What is Airflow?
Airflow, short for Air(Bnb)(Work)flow, is an open-source Linux-based platform to build, schedule, and monitor workflows. It’s mainly used for data-related (ETL) workflows. The main strength of Airflow is that using it you can create workflows as code.
Remember:
- Airflow is for Linux. It is meant for Linux ONLY. You might find some installation method to prove otherwise, but behind the scenes, there will always be a Linux kernel, Docker container, WSL, or something similar. And since most servers run on Linux, why bother trying to run workflows on Windows?
- Built on Python: In Airflow, Python is everywhere.
Airflow Core Components
- Web Server: Provides the primary web interface for interacting with Airflow.
- Scheduler: Responsible for scheduling tasks.
- Meta Database: Stores information about tasks, their status, and other metadata.
- Trigger: Initiates tasks based on predefined conditions.
- Executor: Determines how and where tasks will be executed but doesn’t run the tasks itself.
- Queue: A list of tasks waiting to be executed.
- Worker: The process that actually performs the tasks.
To get a quick understanding of Airflow’s concepts, you might want to check out this video.
Airflow Core Concepts
-
DAG (Directed Acyclic Graph): This is the core of your workflow. A DAG is essentially a data pipeline and must be acyclic, meaning it cannot contain any loops.
- Operator: An operator represents a task. Airflow offers a wide variety of operators, including those for Python to execute Python code.
- Finding Operators: To explore available operators, visit the Astronomer Registry.
- Tasks/Task Instance: A task is a specific instance of an operator, representing the actual unit of work that gets executed.
- Workflow: The entire process defined by the DAG. Essentially, the “DAG is the workflow.”
What Airflow is Not
- Not a Data Processing Framework: Airflow can’t process large volumes of data by itself.

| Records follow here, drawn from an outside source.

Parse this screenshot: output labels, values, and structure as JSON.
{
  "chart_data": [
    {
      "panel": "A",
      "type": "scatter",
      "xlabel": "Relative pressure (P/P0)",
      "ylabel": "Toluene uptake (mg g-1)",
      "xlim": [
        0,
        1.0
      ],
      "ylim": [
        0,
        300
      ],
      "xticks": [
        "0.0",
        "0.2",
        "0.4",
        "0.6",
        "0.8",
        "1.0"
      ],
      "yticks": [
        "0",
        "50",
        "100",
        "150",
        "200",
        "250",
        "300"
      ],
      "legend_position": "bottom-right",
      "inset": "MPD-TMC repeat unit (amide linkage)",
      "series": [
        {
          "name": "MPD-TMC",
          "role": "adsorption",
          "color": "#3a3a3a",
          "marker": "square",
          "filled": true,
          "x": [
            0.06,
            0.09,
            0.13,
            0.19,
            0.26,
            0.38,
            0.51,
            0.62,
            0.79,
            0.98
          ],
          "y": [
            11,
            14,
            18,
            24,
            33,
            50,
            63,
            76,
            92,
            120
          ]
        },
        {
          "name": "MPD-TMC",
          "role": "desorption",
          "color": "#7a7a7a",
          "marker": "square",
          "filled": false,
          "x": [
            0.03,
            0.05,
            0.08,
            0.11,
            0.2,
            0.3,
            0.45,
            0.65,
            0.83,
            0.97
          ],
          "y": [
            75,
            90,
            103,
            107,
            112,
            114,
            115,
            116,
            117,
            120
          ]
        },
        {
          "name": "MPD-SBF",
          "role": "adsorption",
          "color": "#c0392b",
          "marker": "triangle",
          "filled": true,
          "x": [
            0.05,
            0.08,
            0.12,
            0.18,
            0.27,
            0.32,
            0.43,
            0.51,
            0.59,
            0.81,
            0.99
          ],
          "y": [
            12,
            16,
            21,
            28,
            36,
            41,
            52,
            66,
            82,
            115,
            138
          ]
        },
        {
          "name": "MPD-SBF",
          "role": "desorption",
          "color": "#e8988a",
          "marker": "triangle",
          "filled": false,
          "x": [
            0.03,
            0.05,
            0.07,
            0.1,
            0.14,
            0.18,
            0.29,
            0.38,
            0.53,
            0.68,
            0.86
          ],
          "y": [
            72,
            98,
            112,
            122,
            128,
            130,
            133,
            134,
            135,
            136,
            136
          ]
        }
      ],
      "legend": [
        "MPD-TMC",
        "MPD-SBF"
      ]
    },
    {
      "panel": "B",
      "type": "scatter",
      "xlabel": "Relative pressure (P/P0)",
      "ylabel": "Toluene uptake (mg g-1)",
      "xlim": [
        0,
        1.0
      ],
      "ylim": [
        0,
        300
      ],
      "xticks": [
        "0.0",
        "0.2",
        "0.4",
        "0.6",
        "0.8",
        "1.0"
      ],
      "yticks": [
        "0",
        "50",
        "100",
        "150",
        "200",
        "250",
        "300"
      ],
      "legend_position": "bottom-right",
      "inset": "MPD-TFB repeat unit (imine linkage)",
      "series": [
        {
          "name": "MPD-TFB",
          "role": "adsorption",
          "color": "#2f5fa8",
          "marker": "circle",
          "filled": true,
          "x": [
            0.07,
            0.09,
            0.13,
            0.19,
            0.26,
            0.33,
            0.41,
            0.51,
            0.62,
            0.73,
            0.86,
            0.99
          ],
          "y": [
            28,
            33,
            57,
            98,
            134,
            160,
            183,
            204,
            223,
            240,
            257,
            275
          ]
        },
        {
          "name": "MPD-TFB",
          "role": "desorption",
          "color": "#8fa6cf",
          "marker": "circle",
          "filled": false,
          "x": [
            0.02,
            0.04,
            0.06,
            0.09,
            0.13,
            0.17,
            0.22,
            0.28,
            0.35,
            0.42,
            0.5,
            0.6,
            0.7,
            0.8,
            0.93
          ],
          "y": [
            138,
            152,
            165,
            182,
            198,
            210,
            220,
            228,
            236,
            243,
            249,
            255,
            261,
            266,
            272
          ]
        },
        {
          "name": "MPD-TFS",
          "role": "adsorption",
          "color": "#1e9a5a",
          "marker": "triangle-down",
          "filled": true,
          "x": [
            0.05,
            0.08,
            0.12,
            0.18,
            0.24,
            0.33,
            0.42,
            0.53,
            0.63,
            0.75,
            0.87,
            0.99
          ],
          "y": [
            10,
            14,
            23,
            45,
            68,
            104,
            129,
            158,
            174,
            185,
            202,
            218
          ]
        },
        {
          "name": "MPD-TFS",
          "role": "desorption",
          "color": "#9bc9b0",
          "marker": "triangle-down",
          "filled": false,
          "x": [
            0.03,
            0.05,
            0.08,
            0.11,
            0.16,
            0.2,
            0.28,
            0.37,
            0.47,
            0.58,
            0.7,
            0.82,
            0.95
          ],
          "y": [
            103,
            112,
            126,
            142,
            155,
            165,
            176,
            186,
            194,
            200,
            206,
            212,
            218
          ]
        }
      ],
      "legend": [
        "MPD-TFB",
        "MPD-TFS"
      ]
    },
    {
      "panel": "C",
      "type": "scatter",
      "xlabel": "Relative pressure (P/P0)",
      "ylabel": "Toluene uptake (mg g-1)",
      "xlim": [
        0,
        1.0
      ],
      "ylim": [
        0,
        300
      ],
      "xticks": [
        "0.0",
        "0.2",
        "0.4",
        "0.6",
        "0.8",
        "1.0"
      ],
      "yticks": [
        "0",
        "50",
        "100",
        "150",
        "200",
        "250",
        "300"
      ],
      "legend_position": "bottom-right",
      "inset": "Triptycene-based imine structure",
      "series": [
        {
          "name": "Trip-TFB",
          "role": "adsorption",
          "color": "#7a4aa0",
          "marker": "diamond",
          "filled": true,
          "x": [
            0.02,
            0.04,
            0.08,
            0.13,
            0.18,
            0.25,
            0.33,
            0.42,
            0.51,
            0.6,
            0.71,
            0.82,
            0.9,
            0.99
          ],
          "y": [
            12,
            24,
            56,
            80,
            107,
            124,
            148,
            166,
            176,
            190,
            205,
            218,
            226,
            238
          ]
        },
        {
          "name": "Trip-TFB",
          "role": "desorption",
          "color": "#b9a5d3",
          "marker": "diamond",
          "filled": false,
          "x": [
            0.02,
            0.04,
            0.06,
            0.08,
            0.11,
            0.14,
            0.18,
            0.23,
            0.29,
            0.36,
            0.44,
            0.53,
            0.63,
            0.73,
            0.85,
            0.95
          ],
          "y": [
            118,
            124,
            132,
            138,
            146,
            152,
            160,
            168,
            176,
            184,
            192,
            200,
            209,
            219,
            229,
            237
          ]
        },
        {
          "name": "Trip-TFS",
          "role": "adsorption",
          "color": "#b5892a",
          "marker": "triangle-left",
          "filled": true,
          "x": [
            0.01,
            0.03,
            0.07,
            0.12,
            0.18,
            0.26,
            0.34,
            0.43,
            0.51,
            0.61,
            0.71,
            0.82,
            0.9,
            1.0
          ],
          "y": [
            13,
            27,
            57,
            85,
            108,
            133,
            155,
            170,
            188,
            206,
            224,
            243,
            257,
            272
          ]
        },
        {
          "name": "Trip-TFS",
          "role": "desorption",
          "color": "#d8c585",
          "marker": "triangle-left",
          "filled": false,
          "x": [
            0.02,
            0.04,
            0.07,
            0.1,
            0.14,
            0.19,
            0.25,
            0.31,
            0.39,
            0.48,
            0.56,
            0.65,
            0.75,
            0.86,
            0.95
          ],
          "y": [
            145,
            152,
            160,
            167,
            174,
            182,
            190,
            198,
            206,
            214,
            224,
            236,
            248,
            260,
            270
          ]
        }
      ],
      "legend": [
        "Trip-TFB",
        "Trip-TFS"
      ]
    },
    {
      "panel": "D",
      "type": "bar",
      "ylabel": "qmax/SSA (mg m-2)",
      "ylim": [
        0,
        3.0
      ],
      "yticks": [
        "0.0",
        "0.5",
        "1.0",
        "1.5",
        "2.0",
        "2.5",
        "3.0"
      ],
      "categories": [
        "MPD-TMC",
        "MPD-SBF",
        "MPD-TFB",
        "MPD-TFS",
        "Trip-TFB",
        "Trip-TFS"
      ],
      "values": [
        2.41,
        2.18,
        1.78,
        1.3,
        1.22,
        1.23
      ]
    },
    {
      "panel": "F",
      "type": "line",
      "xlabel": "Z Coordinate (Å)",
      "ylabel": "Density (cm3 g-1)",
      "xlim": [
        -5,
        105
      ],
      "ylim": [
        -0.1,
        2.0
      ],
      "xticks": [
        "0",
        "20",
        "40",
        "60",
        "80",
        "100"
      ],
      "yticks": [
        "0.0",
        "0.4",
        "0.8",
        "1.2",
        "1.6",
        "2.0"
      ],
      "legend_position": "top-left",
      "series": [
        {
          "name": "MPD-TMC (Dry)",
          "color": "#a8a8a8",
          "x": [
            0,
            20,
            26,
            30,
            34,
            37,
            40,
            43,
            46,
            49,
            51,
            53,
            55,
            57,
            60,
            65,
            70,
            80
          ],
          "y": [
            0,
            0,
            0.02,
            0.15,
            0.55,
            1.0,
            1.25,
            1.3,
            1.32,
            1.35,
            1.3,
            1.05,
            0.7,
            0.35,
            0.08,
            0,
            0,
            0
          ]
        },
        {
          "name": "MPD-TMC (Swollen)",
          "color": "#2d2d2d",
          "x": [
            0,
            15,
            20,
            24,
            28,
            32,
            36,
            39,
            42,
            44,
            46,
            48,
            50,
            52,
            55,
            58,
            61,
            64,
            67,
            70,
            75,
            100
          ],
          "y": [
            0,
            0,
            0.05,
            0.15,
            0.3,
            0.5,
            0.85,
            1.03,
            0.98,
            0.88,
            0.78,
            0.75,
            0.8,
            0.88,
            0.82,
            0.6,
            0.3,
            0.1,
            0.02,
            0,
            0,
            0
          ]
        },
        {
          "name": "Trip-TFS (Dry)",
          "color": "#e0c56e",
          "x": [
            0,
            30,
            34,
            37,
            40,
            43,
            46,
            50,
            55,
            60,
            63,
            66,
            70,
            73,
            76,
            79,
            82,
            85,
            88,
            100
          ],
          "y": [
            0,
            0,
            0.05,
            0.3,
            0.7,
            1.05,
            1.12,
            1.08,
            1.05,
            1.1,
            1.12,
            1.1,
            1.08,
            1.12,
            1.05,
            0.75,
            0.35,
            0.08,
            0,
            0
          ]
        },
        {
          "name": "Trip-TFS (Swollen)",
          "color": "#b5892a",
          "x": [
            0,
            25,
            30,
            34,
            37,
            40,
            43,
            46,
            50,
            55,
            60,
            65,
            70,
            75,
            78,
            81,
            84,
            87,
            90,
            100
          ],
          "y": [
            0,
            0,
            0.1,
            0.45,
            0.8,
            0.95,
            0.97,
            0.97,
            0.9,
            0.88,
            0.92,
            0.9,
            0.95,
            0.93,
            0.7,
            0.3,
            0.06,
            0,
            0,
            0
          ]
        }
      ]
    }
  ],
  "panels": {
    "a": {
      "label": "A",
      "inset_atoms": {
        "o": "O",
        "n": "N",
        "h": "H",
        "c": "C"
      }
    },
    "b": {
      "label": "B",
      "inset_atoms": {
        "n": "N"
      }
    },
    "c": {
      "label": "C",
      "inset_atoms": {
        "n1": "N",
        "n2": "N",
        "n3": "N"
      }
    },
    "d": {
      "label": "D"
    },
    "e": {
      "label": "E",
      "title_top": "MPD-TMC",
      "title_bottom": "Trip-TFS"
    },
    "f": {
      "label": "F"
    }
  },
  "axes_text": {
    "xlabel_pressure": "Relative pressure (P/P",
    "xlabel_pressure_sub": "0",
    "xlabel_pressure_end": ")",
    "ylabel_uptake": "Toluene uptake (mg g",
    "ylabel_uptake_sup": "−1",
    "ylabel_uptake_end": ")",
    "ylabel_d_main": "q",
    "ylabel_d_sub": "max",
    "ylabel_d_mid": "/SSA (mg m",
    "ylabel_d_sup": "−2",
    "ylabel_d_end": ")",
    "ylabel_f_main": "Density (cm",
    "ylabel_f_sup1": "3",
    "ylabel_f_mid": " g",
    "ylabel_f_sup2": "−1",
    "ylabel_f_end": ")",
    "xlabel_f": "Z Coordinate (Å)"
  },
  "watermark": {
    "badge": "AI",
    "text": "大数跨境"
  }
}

- Not a Real-Time Streaming Framework: For real-time streaming, tools like Kafka are more appropriate.
- Not a Data Storage System: Although Airflow uses databases for its operations, it is not meant for data storage.
When Airflow Might Not Be the Best Solution:
- High-Frequency Scheduling: If you need to schedule tasks every second, Airflow may not be suitable.
- Large Data Processing: Airflow is not designed to process large datasets directly. If you need to handle terabytes of data, it’s better to trigger a Spark job from Airflow and let Spark do the heavy lifting.
- Real-Time Data Processing: Airflow is not ideal for real-time data processing; Kafka would be a better option.
- Simple Workflows: For straightforward workflows, Airflow might be overkill. Alternatives like ADF, cron jobs, or Power Automate may be more appropriate.
Different type of Airflow Setup
Single-Node Architecture
In a single-node setup, all components of Airflow run on one machine.
This architecture is ideal for smaller workflows and getting started with Airflow.
Multi-Node Airflow Architecture
As your workflows grow, you might consider a multi-node architecture for better scalability and performance.